Bil-Jac Little Jacs Chicken Liver (affiliate link) Single ingredient — chicken liver. That’s it. No fillers, no grains. But a quick warning: only use these if chicken isn’t your dog’s trigger. For dogs that can handle chicken, these are fantastic for high-value training moments.
When to See a Vet
An elimination diet is something you can do at home, but here’s when you should bring in a professional:
- Symptoms are severe — vomiting multiple times a week, bloody stool, significant weight loss
- You’ve tried an elimination diet and symptoms don’t improve — you might need prescription hydrolyzed protein food
- Your dog is on IVDD medication — some NSAIDs and steroids interact badly with certain ingredients
Vets can run blood tests and offer prescription diets (Hill’s z/d, Purina HA, Royal Canin HP) that are more strictly controlled than over-the-counter options.
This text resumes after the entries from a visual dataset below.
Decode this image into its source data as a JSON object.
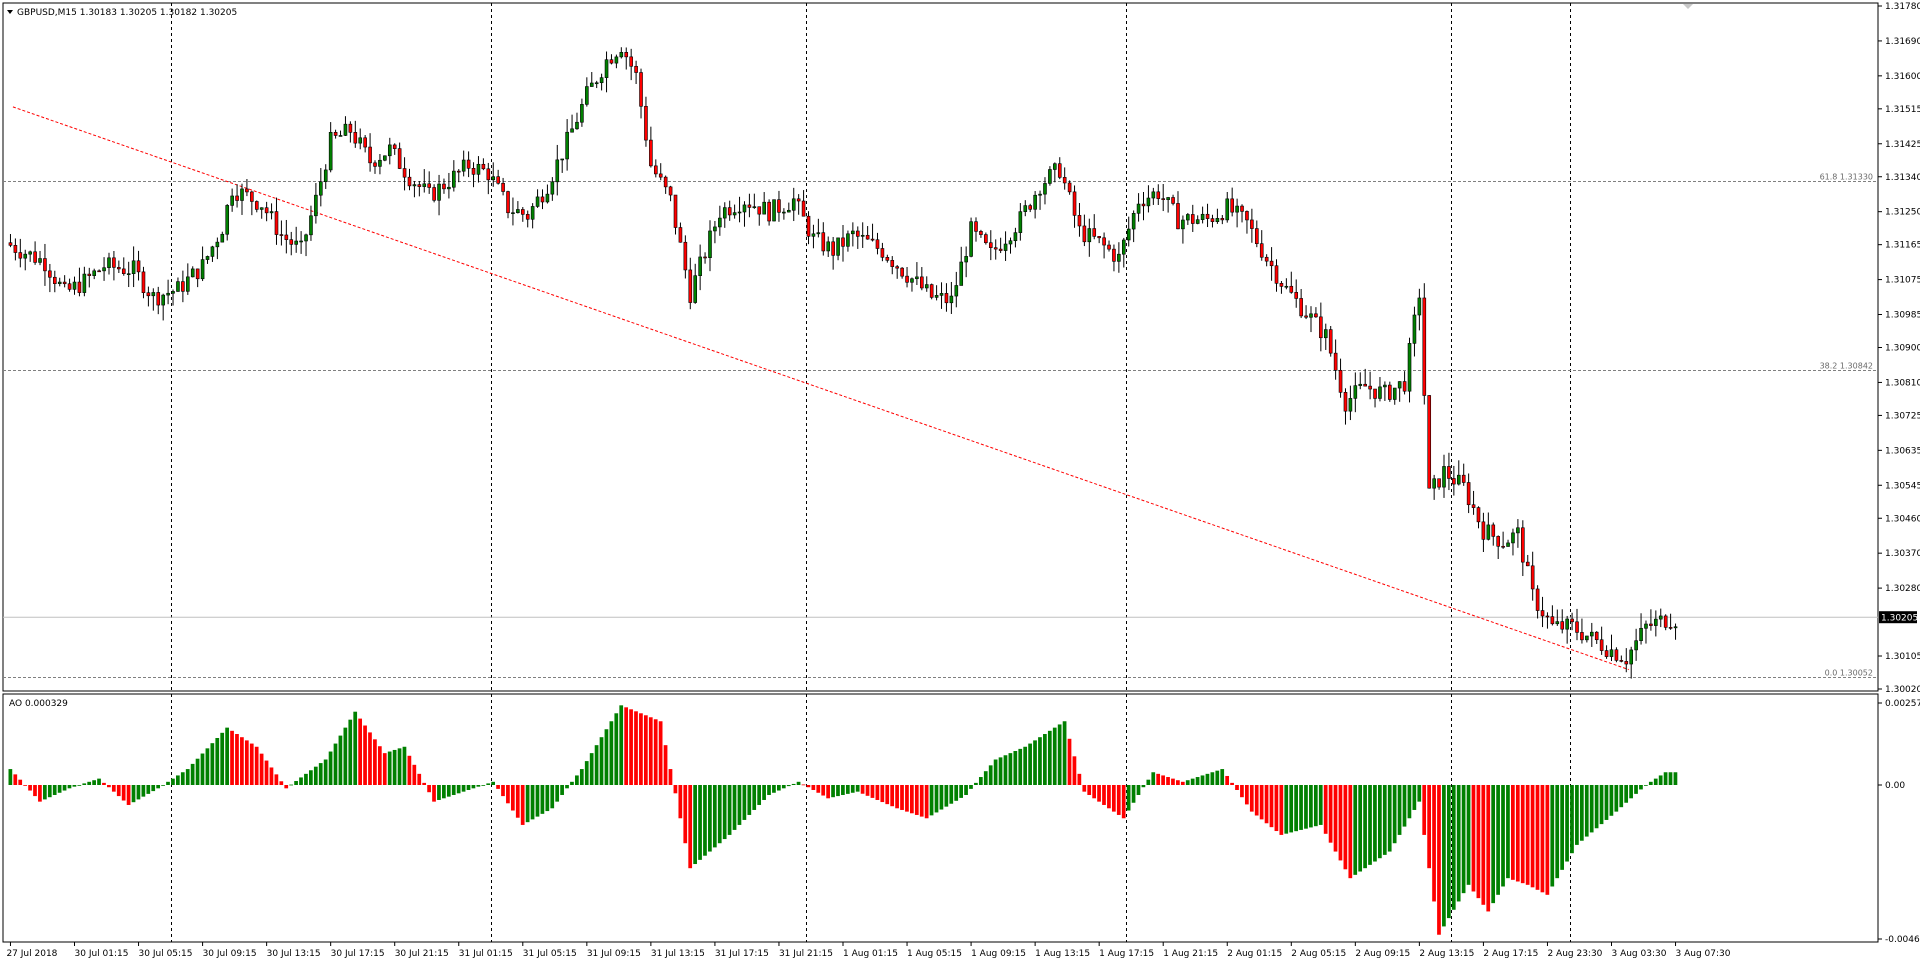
{
  "header": {
    "symbol_line": "GBPUSD,M15  1.30183 1.30205 1.30182 1.30205",
    "indicator_label": "AO 0.000329"
  },
  "price_axis": {
    "labels": [
      "1.31780",
      "1.31690",
      "1.31600",
      "1.31515",
      "1.31425",
      "1.31340",
      "1.31250",
      "1.31165",
      "1.31075",
      "1.30985",
      "1.30900",
      "1.30810",
      "1.30725",
      "1.30635",
      "1.30545",
      "1.30460",
      "1.30370",
      "1.30280",
      "1.30105",
      "1.30020"
    ],
    "current_price": "1.30205"
  },
  "indicator_axis": {
    "labels": [
      "0.002573",
      "0.00",
      "-0.004628"
    ]
  },
  "time_axis": {
    "labels": [
      "27 Jul 2018",
      "30 Jul 01:15",
      "30 Jul 05:15",
      "30 Jul 09:15",
      "30 Jul 13:15",
      "30 Jul 17:15",
      "30 Jul 21:15",
      "31 Jul 01:15",
      "31 Jul 05:15",
      "31 Jul 09:15",
      "31 Jul 13:15",
      "31 Jul 17:15",
      "31 Jul 21:15",
      "1 Aug 01:15",
      "1 Aug 05:15",
      "1 Aug 09:15",
      "1 Aug 13:15",
      "1 Aug 17:15",
      "1 Aug 21:15",
      "2 Aug 01:15",
      "2 Aug 05:15",
      "2 Aug 09:15",
      "2 Aug 13:15",
      "2 Aug 17:15",
      "2 Aug 23:30",
      "3 Aug 03:30",
      "3 Aug 07:30"
    ]
  },
  "fibonacci": [
    {
      "label": "61.8 1.31330",
      "price": 1.3133
    },
    {
      "label": "38.2 1.30842",
      "price": 1.30842
    },
    {
      "label": "0.0 1.30052",
      "price": 1.30052
    }
  ],
  "colors": {
    "bull": "#008000",
    "bear": "#ff0000",
    "grid": "#000000",
    "trendline": "#ff0000",
    "fib": "#808080"
  },
  "chart_data": {
    "type": "candlestick",
    "symbol": "GBPUSD",
    "timeframe": "M15",
    "ylim": [
      1.3002,
      1.3182
    ],
    "ao_ylim": [
      -0.004628,
      0.002573
    ],
    "price_path": [
      [
        0,
        1.3117
      ],
      [
        8,
        1.3112
      ],
      [
        12,
        1.3104
      ],
      [
        16,
        1.3107
      ],
      [
        20,
        1.3111
      ],
      [
        26,
        1.311
      ],
      [
        30,
        1.3103
      ],
      [
        35,
        1.3105
      ],
      [
        40,
        1.3111
      ],
      [
        44,
        1.3121
      ],
      [
        46,
        1.3131
      ],
      [
        52,
        1.3127
      ],
      [
        56,
        1.3119
      ],
      [
        60,
        1.3115
      ],
      [
        63,
        1.3128
      ],
      [
        66,
        1.3143
      ],
      [
        70,
        1.3146
      ],
      [
        74,
        1.3138
      ],
      [
        78,
        1.3141
      ],
      [
        82,
        1.3134
      ],
      [
        86,
        1.3129
      ],
      [
        90,
        1.3133
      ],
      [
        94,
        1.3137
      ],
      [
        98,
        1.3135
      ],
      [
        102,
        1.3126
      ],
      [
        106,
        1.3124
      ],
      [
        110,
        1.3132
      ],
      [
        114,
        1.3143
      ],
      [
        118,
        1.3155
      ],
      [
        122,
        1.3164
      ],
      [
        125,
        1.3168
      ],
      [
        128,
        1.316
      ],
      [
        131,
        1.3137
      ],
      [
        135,
        1.3128
      ],
      [
        139,
        1.3104
      ],
      [
        141,
        1.3111
      ],
      [
        145,
        1.3125
      ],
      [
        150,
        1.3128
      ],
      [
        155,
        1.3125
      ],
      [
        160,
        1.3128
      ],
      [
        164,
        1.3118
      ],
      [
        168,
        1.3115
      ],
      [
        172,
        1.3119
      ],
      [
        178,
        1.3115
      ],
      [
        182,
        1.311
      ],
      [
        188,
        1.3103
      ],
      [
        192,
        1.3102
      ],
      [
        196,
        1.312
      ],
      [
        200,
        1.3114
      ],
      [
        206,
        1.3123
      ],
      [
        210,
        1.3132
      ],
      [
        214,
        1.3136
      ],
      [
        218,
        1.312
      ],
      [
        222,
        1.3117
      ],
      [
        226,
        1.3113
      ],
      [
        230,
        1.3128
      ],
      [
        234,
        1.313
      ],
      [
        238,
        1.3123
      ],
      [
        244,
        1.3123
      ],
      [
        248,
        1.3126
      ],
      [
        252,
        1.3122
      ],
      [
        256,
        1.3113
      ],
      [
        260,
        1.3105
      ],
      [
        264,
        1.3099
      ],
      [
        268,
        1.3093
      ],
      [
        272,
        1.3076
      ],
      [
        276,
        1.308
      ],
      [
        280,
        1.3078
      ],
      [
        284,
        1.3081
      ],
      [
        287,
        1.3104
      ],
      [
        289,
        1.3052
      ],
      [
        292,
        1.3058
      ],
      [
        296,
        1.3054
      ],
      [
        300,
        1.3043
      ],
      [
        304,
        1.304
      ],
      [
        307,
        1.3042
      ],
      [
        310,
        1.3026
      ],
      [
        314,
        1.3018
      ],
      [
        318,
        1.3018
      ],
      [
        322,
        1.3015
      ],
      [
        326,
        1.3012
      ],
      [
        329,
        1.301
      ],
      [
        333,
        1.3018
      ],
      [
        337,
        1.302
      ]
    ],
    "ao_path": [
      [
        0,
        0.0005
      ],
      [
        6,
        -0.0005
      ],
      [
        12,
        -0.0001
      ],
      [
        18,
        0.0002
      ],
      [
        24,
        -0.0006
      ],
      [
        30,
        -0.0001
      ],
      [
        36,
        0.0005
      ],
      [
        44,
        0.0018
      ],
      [
        50,
        0.0012
      ],
      [
        56,
        -0.0001
      ],
      [
        64,
        0.0008
      ],
      [
        70,
        0.0023
      ],
      [
        76,
        0.001
      ],
      [
        80,
        0.0012
      ],
      [
        86,
        -0.0005
      ],
      [
        92,
        -0.0002
      ],
      [
        98,
        0.0001
      ],
      [
        104,
        -0.0012
      ],
      [
        110,
        -0.0007
      ],
      [
        116,
        0.0005
      ],
      [
        124,
        0.0025
      ],
      [
        132,
        0.002
      ],
      [
        138,
        -0.0025
      ],
      [
        146,
        -0.0015
      ],
      [
        154,
        -0.0003
      ],
      [
        160,
        0.0001
      ],
      [
        166,
        -0.0004
      ],
      [
        172,
        -0.0002
      ],
      [
        180,
        -0.0007
      ],
      [
        186,
        -0.001
      ],
      [
        194,
        -0.0003
      ],
      [
        200,
        0.0008
      ],
      [
        206,
        0.0012
      ],
      [
        214,
        0.002
      ],
      [
        218,
        -0.0002
      ],
      [
        226,
        -0.001
      ],
      [
        232,
        0.0004
      ],
      [
        238,
        0.0001
      ],
      [
        246,
        0.0005
      ],
      [
        252,
        -0.0008
      ],
      [
        258,
        -0.0015
      ],
      [
        266,
        -0.0012
      ],
      [
        272,
        -0.0028
      ],
      [
        280,
        -0.002
      ],
      [
        286,
        -0.0005
      ],
      [
        290,
        -0.0045
      ],
      [
        296,
        -0.003
      ],
      [
        300,
        -0.0038
      ],
      [
        304,
        -0.0028
      ],
      [
        308,
        -0.003
      ],
      [
        312,
        -0.0033
      ],
      [
        318,
        -0.0018
      ],
      [
        326,
        -0.0008
      ],
      [
        332,
        0.0
      ],
      [
        336,
        0.0004
      ],
      [
        338,
        0.0004
      ]
    ],
    "trendline": {
      "from": [
        1,
        1.3152
      ],
      "to": [
        329,
        1.3007
      ]
    }
  }
}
Allergy testing typically runs $200-$400.
And just to be clear: if these symptoms persist or worsen, please contact your veterinarian. I’m a dachshund owner sharing what worked for Oscar, not a vet.
Long-Term Management
Once you know the trigger, managing food allergies is mostly about label-reading. I check every ingredient list for chicken, chicken meal, chicken fat, and poultry by-products. That sounds obvious, but chicken sneaks into a surprising number of “salmon” or “lamb” formulas.
A few things that help:
- Buy in bulk — Subscribe & Save on the Hill’s formula saves about 15% per bag
- Rotate proteins carefully — If you switch proteins, do it slowly over a week
- Keep a symptom log — I track Oscar’s stool quality and ear condition weekly. If something changes, I catch it early
For a general overview of dachshund nutrition beyond allergies, check out our full nutrition guide here: .
And if you’re dealing with recurrent ear infections (one of the less obvious allergy signs), the grooming guide covers how I manage Oscar’s ear cleaning routine: .
Full disclaimer: I’m a dachshund owner sharing my experience. I am not a veterinarian. Every dog is different, and what worked for Oscar may not work for your dog. If you suspect your dachshund has a food allergy, consult your veterinarian before making significant dietary changes.